Even if I’m very bad at it.
Similar to with the piano, I didn’t quit writing when I realized I’d failed with A Thousand Roads. Instead, the process of publishing got me thinking about what else I can publish, and where I’m better. It’s led me now to writing non-fiction educational material on Highbrow, which I’ve posted about. Though I’d never dreamed I’d be anything other than an epic fantasy writer, here I’ve discovered I am much more suited to writing about the real world and explaining how it works for those who want to take some time each day to learn a little something new.
As with composing at the piano, this nonfiction realization might lead to many things I can only guess at now. But what’s important is, as with putting away the label “pianist”, likewise I’ve put away the label “epic fantasy writer” and I feel a whole lot less stress.

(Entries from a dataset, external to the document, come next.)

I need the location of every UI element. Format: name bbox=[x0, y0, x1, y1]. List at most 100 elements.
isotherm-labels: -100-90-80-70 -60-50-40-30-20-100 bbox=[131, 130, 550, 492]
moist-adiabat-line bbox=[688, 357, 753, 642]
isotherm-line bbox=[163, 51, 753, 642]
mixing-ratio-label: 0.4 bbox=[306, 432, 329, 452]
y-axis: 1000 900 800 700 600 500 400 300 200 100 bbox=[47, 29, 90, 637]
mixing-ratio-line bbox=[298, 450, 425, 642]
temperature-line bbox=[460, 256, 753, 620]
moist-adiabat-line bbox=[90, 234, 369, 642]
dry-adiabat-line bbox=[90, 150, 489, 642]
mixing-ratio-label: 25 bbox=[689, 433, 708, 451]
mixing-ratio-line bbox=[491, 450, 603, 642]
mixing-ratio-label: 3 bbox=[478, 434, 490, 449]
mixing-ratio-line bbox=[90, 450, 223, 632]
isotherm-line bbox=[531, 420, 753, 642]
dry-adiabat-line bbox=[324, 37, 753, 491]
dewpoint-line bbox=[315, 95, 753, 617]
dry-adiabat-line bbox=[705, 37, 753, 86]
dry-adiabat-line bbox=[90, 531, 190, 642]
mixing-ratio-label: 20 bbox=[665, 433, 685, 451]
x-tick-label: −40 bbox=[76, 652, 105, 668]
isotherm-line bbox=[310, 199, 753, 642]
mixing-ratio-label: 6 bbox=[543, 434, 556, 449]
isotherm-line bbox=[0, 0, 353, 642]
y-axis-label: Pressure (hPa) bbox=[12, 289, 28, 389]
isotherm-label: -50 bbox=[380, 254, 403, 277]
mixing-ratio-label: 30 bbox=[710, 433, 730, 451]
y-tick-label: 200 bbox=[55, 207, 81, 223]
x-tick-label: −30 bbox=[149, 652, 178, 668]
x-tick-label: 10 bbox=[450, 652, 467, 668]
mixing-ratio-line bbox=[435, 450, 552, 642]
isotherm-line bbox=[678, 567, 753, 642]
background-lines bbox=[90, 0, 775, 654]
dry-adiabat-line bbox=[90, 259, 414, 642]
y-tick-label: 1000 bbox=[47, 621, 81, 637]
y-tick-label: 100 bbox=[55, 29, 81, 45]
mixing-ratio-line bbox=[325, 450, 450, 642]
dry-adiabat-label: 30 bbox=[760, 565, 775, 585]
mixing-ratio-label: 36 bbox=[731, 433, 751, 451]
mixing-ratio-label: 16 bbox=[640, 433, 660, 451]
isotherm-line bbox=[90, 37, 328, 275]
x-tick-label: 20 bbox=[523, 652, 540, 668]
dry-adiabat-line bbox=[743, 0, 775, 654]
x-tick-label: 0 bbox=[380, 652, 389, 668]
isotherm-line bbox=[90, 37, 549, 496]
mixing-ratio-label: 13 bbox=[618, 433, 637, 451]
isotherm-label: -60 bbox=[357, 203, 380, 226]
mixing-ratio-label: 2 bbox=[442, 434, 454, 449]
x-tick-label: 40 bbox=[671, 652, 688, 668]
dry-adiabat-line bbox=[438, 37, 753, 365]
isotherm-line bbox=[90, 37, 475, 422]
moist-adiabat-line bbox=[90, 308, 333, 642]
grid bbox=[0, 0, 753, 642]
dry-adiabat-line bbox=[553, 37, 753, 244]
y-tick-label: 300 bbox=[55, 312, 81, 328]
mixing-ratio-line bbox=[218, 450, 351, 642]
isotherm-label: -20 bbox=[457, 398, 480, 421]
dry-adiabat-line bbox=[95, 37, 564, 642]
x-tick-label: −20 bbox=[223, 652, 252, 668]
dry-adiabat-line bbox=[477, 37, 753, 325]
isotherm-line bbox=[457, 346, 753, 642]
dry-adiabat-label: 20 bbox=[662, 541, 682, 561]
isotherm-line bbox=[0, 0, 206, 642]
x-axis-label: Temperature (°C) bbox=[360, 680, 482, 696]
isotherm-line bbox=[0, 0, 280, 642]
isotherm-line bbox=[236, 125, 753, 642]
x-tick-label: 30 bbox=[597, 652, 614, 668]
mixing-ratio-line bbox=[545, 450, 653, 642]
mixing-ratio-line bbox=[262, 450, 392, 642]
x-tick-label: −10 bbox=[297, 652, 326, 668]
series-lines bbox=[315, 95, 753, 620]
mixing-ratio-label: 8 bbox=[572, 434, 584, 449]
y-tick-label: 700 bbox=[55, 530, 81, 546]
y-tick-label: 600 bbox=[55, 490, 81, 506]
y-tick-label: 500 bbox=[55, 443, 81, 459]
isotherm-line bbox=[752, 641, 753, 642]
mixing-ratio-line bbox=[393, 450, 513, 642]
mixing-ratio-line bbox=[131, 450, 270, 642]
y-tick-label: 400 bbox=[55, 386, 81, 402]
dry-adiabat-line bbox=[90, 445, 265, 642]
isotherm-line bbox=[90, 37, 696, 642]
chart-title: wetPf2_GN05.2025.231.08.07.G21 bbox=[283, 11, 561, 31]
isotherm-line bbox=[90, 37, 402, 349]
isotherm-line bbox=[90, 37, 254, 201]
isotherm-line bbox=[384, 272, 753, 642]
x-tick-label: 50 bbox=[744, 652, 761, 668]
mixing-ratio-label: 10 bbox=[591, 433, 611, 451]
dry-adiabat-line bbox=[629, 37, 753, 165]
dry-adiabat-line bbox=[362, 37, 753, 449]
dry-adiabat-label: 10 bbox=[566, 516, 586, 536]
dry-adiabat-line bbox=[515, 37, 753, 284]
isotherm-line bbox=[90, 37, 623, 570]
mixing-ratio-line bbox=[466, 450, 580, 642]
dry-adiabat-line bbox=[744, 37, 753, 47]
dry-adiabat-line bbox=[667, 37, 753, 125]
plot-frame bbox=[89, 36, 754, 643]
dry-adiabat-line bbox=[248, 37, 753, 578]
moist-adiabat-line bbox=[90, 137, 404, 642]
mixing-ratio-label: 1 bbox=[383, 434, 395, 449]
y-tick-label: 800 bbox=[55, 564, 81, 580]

And sometimes you have to let go of something that eclipses your foreground to see the things hiding in front of your nose. I discovered, when I let go of the stressful “epic fantasy writer” label that I also love editing. I’m the senior editor of an editing company, and over the last two years, I’ve taken on more private clients, and I’ve found so much reward in converting my own passion for writing my own stories to instead bringing all that writing skill to other writers and working alongside them. It brings out a collaborative energy, closer to a co-authorship, except in this case, all stress of having to decide on the right story choices are removed from me. I can just focus on the co-piloting the writing from the comfort of the editing cockpit.

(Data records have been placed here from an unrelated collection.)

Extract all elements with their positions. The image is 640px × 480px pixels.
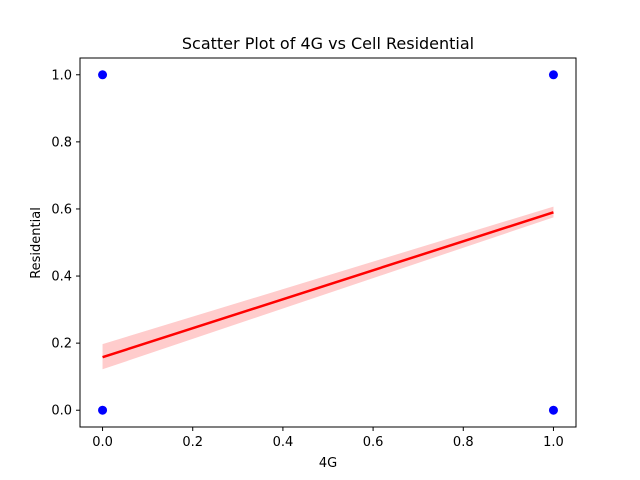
data-point bbox=[98, 405, 108, 415]
x-axis-ticks: 0.0 0.2 0.4 0.6 0.8 1.0 bbox=[92, 427, 564, 450]
x-tick-label: 0.0 bbox=[92, 435, 113, 450]
x-tick-label: 0.2 bbox=[182, 435, 203, 450]
regression-line bbox=[102, 211, 554, 359]
confidence-band-layer bbox=[102, 206, 554, 370]
y-axis-ticks: 0.0 0.2 0.4 0.6 0.8 1.0 bbox=[51, 68, 80, 419]
x-tick-label: 0.6 bbox=[363, 435, 384, 450]
regression-line-layer bbox=[102, 211, 554, 359]
y-tick-label: 0.2 bbox=[51, 337, 72, 352]
y-tick-label: 0.0 bbox=[51, 404, 72, 419]
y-tick-label: 0.8 bbox=[51, 135, 72, 150]
x-axis-label: 4G bbox=[319, 456, 337, 471]
chart-title: Scatter Plot of 4G vs Cell Residential bbox=[182, 34, 474, 53]
y-tick-label: 1.0 bbox=[51, 68, 72, 83]
y-axis-label: Residential bbox=[29, 207, 44, 279]
data-point bbox=[548, 70, 558, 80]
y-tick-label: 0.6 bbox=[51, 202, 72, 217]
plot-area-frame bbox=[79, 57, 577, 428]
data-point bbox=[548, 405, 558, 415]
x-tick-label: 1.0 bbox=[543, 435, 564, 450]
confidence-band bbox=[102, 206, 554, 370]
data-point bbox=[98, 70, 108, 80]
x-tick-label: 0.8 bbox=[453, 435, 474, 450]
y-tick-label: 0.4 bbox=[51, 270, 72, 285]
x-tick-label: 0.4 bbox=[273, 435, 294, 450]
points-layer bbox=[98, 70, 558, 415]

So, back to Brandon’s myth.
Brandon isn’t wrong in his point: editors can tell the difference between “concert pianist” and “amateur”. But, as goes with musicians, and writers as well, working harder, for longer, won’t help you, if you’re working on the wrong thing.
Use that rejection as a prompt to head in another direction. Or, if you choose to self-publish, don’t obsess over why your book isn’t selling. Instead, do your diligence, and keep trying to figure out where your true skills lie.
Maybe they lie in writing and it’s just a matter of figuring out what else you’re good at writing. Maybe they lie elsewhere and this “aha” moment will lead you to realize writing is complementary to that. Though I’ve not given up hope that I might do something economical with the piano, taking off that “pianist” label helped me to see that in actual fact, I do better creative work with less time available (2-3 hours of practice could be spent grinding hard on writing projects, burning out, and stagnating), and in fact, working on a book (or editing project) happens in many forms away from the keyboard. There is a synergy to it, and if you’re a creative person, creativity has many facets, and being great at one of them can be enriched if you nourish all of them.
Much like a happy garden.
As my piano teacher remind me many times: “Don’t work harder. Work smarter.”